Что-то трепещет внутри. Будто сейчас должна открыться самая страшная из всех тайн.
Эмма становится ровно перед Робином и всем своим видом выражает крайнее внимание. Она не уйдет отсюда, пока не получит желаемое. Она так решила.
– Ты – другая, – бормочет Робин, сжимая кулаки. – Как же ты изменилась…
– Я – другая, – легко соглашается Эмма. – И ты уже другой. Все мы изменились.
Та девочка, что попала в лудус и долго боялась открыть рот, уже очень далеко. И Эмма не хочет ее возвращения. Ей хорошо сейчас. Она чувствует себя сильной. Уверенной. Правильной.
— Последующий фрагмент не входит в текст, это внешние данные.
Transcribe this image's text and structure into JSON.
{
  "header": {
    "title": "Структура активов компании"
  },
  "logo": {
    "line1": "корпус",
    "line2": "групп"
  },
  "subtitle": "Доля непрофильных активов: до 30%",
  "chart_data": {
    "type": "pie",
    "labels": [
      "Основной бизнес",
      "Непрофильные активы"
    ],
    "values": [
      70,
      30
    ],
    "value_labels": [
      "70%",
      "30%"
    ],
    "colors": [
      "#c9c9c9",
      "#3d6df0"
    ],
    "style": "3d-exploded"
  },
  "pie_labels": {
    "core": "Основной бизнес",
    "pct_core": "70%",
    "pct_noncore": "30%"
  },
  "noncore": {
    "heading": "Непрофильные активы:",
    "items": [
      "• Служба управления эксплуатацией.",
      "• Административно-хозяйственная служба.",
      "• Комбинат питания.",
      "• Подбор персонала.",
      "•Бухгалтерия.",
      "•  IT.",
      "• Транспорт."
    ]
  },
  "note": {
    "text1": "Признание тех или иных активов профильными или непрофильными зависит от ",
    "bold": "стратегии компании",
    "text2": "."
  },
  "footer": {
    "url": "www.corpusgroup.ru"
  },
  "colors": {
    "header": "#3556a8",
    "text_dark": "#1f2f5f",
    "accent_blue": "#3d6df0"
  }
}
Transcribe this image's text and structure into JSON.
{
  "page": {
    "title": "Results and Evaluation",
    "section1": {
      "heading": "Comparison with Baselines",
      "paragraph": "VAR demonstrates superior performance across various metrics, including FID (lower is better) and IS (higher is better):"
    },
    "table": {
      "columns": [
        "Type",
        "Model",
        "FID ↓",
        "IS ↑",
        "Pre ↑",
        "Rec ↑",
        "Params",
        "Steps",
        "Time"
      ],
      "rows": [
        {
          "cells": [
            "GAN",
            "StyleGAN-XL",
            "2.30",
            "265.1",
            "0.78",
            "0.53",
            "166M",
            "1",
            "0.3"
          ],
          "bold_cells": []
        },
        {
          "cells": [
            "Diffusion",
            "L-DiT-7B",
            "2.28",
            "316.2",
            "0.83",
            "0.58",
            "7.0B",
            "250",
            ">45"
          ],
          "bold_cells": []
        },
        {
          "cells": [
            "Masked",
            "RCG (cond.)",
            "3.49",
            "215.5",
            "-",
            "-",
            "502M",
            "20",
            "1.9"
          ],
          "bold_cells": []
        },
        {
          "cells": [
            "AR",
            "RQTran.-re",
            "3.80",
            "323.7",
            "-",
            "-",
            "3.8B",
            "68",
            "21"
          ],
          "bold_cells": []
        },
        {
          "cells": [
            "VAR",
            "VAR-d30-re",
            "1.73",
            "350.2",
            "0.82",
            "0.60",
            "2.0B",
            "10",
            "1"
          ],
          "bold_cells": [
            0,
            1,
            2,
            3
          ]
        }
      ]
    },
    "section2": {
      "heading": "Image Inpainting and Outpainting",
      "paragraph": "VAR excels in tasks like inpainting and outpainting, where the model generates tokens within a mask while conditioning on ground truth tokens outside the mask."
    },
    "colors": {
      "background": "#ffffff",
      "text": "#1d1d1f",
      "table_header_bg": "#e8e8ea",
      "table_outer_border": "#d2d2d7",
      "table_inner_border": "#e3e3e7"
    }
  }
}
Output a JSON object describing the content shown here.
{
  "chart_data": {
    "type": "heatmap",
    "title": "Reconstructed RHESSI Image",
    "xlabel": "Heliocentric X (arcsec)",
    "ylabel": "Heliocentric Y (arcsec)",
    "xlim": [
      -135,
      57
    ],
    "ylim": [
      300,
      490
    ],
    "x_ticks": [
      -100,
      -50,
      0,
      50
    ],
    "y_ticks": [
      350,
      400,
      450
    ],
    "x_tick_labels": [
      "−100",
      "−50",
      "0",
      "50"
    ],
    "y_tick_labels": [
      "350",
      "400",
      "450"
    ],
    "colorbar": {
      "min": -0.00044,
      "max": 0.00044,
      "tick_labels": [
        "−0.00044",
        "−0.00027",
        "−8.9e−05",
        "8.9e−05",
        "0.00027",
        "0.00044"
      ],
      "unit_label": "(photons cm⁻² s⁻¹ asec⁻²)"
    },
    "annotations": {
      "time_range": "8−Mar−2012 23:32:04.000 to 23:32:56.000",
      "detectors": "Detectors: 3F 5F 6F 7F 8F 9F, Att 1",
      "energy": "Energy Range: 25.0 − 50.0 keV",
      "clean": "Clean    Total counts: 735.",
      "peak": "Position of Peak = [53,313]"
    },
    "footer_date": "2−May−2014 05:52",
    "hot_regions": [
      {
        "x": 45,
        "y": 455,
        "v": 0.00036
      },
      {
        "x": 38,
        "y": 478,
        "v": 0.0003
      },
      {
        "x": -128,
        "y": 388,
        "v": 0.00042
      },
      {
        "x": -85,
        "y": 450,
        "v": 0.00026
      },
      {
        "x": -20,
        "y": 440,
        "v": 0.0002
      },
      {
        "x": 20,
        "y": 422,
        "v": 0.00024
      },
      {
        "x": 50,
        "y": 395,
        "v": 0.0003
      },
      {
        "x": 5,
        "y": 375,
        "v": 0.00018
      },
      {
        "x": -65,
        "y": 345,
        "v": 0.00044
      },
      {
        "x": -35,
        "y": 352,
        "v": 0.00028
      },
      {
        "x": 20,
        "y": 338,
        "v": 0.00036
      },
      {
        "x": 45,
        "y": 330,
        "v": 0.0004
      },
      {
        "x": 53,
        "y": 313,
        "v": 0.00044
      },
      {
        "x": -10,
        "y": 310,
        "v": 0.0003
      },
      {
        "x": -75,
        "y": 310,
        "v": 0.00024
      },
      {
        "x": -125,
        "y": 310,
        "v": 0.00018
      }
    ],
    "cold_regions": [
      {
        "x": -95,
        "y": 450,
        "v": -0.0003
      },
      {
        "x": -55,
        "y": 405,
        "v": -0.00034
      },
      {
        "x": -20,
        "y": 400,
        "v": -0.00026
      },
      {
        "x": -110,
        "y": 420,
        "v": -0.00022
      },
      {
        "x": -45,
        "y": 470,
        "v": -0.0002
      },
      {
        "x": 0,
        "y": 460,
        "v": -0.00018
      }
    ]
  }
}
И только одного камня не хватает в ее стене.
Робин колеблется – все еще. На лице его одна гримаса сменяется другой, и все они страдальческие. Видно, что ему хочется рассказать и одновременно сдержать слово, очевидно, данное Регине. Однако Эмма не сомневается: Робин примет правильное решение. И вот он, наконец, открывает рот.
Десять лет назад, Капуя
…Они тащат его – избитого, окровавленного, стонущего, – и Регина ползет в пыли следом, забывая о своей гордости, о своем нежелании прогибаться. Она хватается за ноги соглядатаев и бессвязно молит о пощаде, просит отпустить, обещает себя взамен и все, что только будет угодно. От слез глаза почти не видят, от криков дерет горло, и мольбы получаются едва слышными. Колени сбиты, боль пробивает сердце, но разве сравнится она с той болью, что пронизывает всякий раз при взгляде на безвольного Ингенуса*? Такого гордого, такого свободного, такого любимого…
Регина корчится в рыданиях, не в силах смотреть на лицо, превращенное в кровавую лепешку, на открытый рот, из которого вытекает розовая слюна, на глаза, то и дело закатывающиеся под веки. Ингенус не видит ее, но всякий раз пытается повернуть голову к ней, когда слышит захлебывающийся голос. Соглядатаи грубо отпихивают Регину ногами, однако она не сдается и продолжает цепляться за них слабеющими руками. Она не позволит! Не позволит!